Authors: Ross Girshick
Affiliations: Microsoft Research

This paper proposes a Fast Region-Based Convolutional Neural Network method (Fast R-CNN) for object detection, which improves training and testing speed and increases detection accuracy compared to R-CNN.

The author points out three drawbacks of R-CNN:

  1. Training is a multi-stage pipeline.

  2. Training is expensive in space and time.

  3. Object detection is slow.

R-CNN is slow becuase it performs a ConvNet forward pass for each object proposal. Spatial pyramid pooling networks (SPPnets) were proposed to speed up R-CNN by sharing computation. Features are extracted for a proposal by max-pooling the portion of the feature map inside the proposal into a fixed-size output. However, there are two drawbacks of SPPnet:

  • Training is still a multi-stage pipeline.

  • Fine-tuning algorithm cannot update the convolutional layers that precede the spatial pyramid pooling.

Fast R-CNN

The figure below illustrates the Fast R-CNN architecture.

_images/fast-r-cnn-1.png

A Fast R-CNN network takes as input an entire image and a set of object proposals. The network first produce a conv feature map. Then, for each object proposal a RoI pooling layer extracts a fixed-length feature vector from the feature map. Each feature vector is fed into a sequence of fully connected layers that finally branch into two sibling output layers, which outputs the softmax probability of object classes and the refined bounding-box positions for each class.

RoI Pooling Layer

The RoI pooling layer uses max pooling to convert the features inside any RoI into a small feature map with a fixed size. RoI pooling works by dividing the \(h \times w\) RoI window into \(H \times W\) grid of sub-windows and then max-pooling the values in each sub-window.

Multi-Task loss

A Fast R-CNN network has two sibling output layers. The first ouptuts a discrete probability distribution, \(p = (p_0, \dots, p_K)\), over \(K + 1\) categories. The second outputs bounding-box regression offsets, \(t^k = (t_x^k, t_y^k, t_w^k, t_h^k)\), for each of the \(K\) object classes. Let the ground-truth class be \(u\) and the ground-truth bounding-box be \(v\).

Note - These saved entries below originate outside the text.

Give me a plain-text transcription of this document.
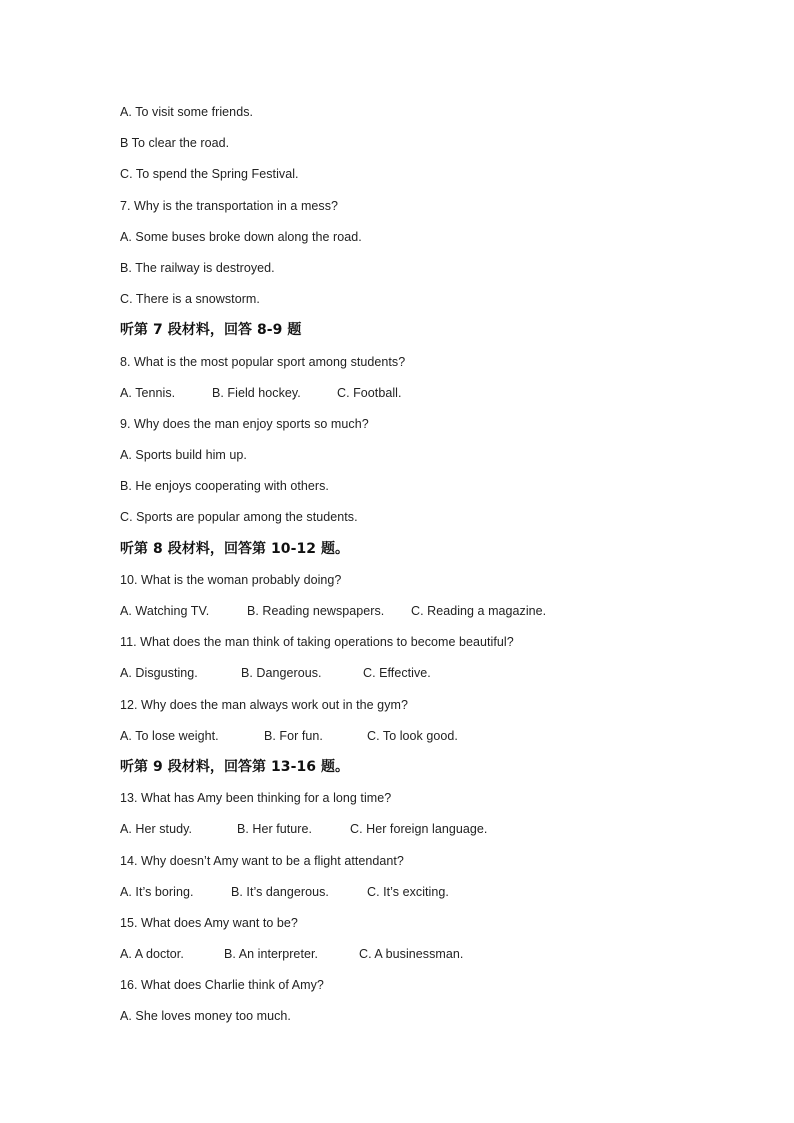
A. To visit some friends.
B To clear the road.
C. To spend the Spring Festival.
7. Why is the transportation in a mess?
A. Some buses broke down along the road.
B. The railway is destroyed.
C. There is a snowstorm.
听第 7 段材料，回答 8-9 题
8. What is the most popular sport among students?
A. Tennis.	B. Field hockey.	C. Football.
9. Why does the man enjoy sports so much?
A. Sports build him up.
B. He enjoys cooperating with others.
C. Sports are popular among the students.
听第 8 段材料，回答第 10-12 题。
10. What is the woman probably doing?
A. Watching TV.	B. Reading newspapers. C. Reading a magazine.
11. What does the man think of taking operations to become beautiful?
A. Disgusting.	B. Dangerous.	C. Effective.
12. Why does the man always work out in the gym?
A. To lose weight.	B. For fun.	C. To look good.
听第 9 段材料，回答第 13-16 题。
13. What has Amy been thinking for a long time?
A. Her study.	B. Her future.	C. Her foreign language.
14. Why doesn’t Amy want to be a flight attendant?
A. It’s boring.	B. It’s dangerous.	C. It’s exciting.
15. What does Amy want to be?
A. A doctor.	B. An interpreter.	C. A businessman.
16. What does Charlie think of Amy?
A. She loves money too much.
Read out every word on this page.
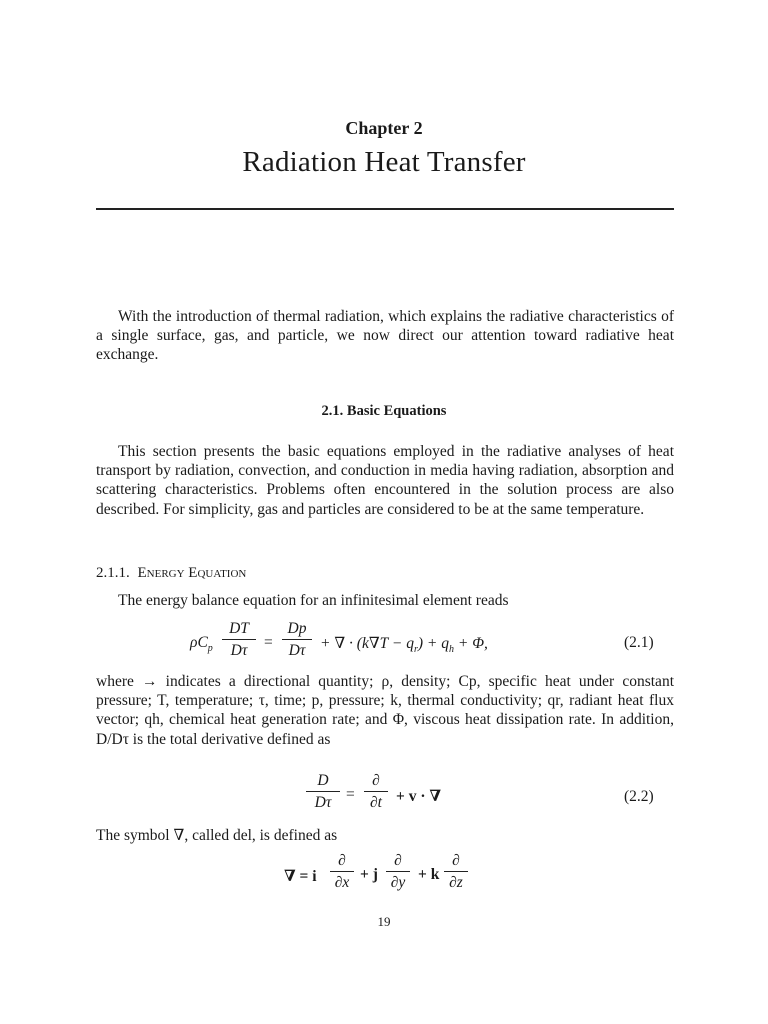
Chapter 2
Radiation Heat Transfer
With the introduction of thermal radiation, which explains the radiative characteristics of a single surface, gas, and particle, we now direct our attention toward radiative heat exchange.
2.1. Basic Equations
This section presents the basic equations employed in the radiative analyses of heat transport by radiation, convection, and conduction in media having radiation, absorption and scattering characteristics. Problems often encountered in the solution process are also described. For simplicity, gas and particles are considered to be at the same temperature.
2.1.1. Energy Equation
The energy balance equation for an infinitesimal element reads
$\rho C_p$
DT
Dτ	=
Dp
Dτ + ∇ · $(k\nabla T - q_r) + q_h + \Phi$,	(2.1)
where → indicates a directional quantity; ρ, density; Cp, specific heat under constant pressure; T, temperature; τ, time; p, pressure; k, thermal conductivity; qr, radiant heat flux vector; qh, chemical heat generation rate; and Φ, viscous heat dissipation rate. In addition, D/Dτ is the total derivative defined as
D
Dτ =
∂
∂t + v · ∇	(2.2)
The symbol ∇, called del, is defined as
∇ = i
∂
∂x + j
∂
∂y + k
∂
∂z
19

A multi-task loss \(L\) is used to jointly train for classification and regression:

\[\begin{split}L(p, u, t^u, v) & = L_\text{cls}(p, u) + \lambda[u \geq 1]L_\text{loc}(t^u, v) \\ L_\text{cls}(p, u) & = -\log p_u \\ L_\text{loc}(t^u, v) & = \sum_{i \in \{x, y, w, h\}} \text{smooth}_{L_1}(t_i^u - v_i)\end{split}\]

in which

\[\begin{split}\text{smooth}_{L_1} (x) = \begin{cases} 0.5x^2 & \text{if } \lvert x \rvert < 1 \\ \lvert x \rvert - 0.5 & \text{otherwise}\end{cases}\end{split}\]

Truncated SVD for Faster detection

Large fully connected layers are easily accelerated by compressing them with truncated SVD. A simple fully connected layer with weight \(W\) is replaced by two fully connected layers with weights \(\Sigma_tV^\top\) and \(U\).

Results

The authors report SOTA results on VOC07, 2010, and 2012.

The authors also present detailed experiments in the multi-task training, scale invariance, number of proposals, and etc.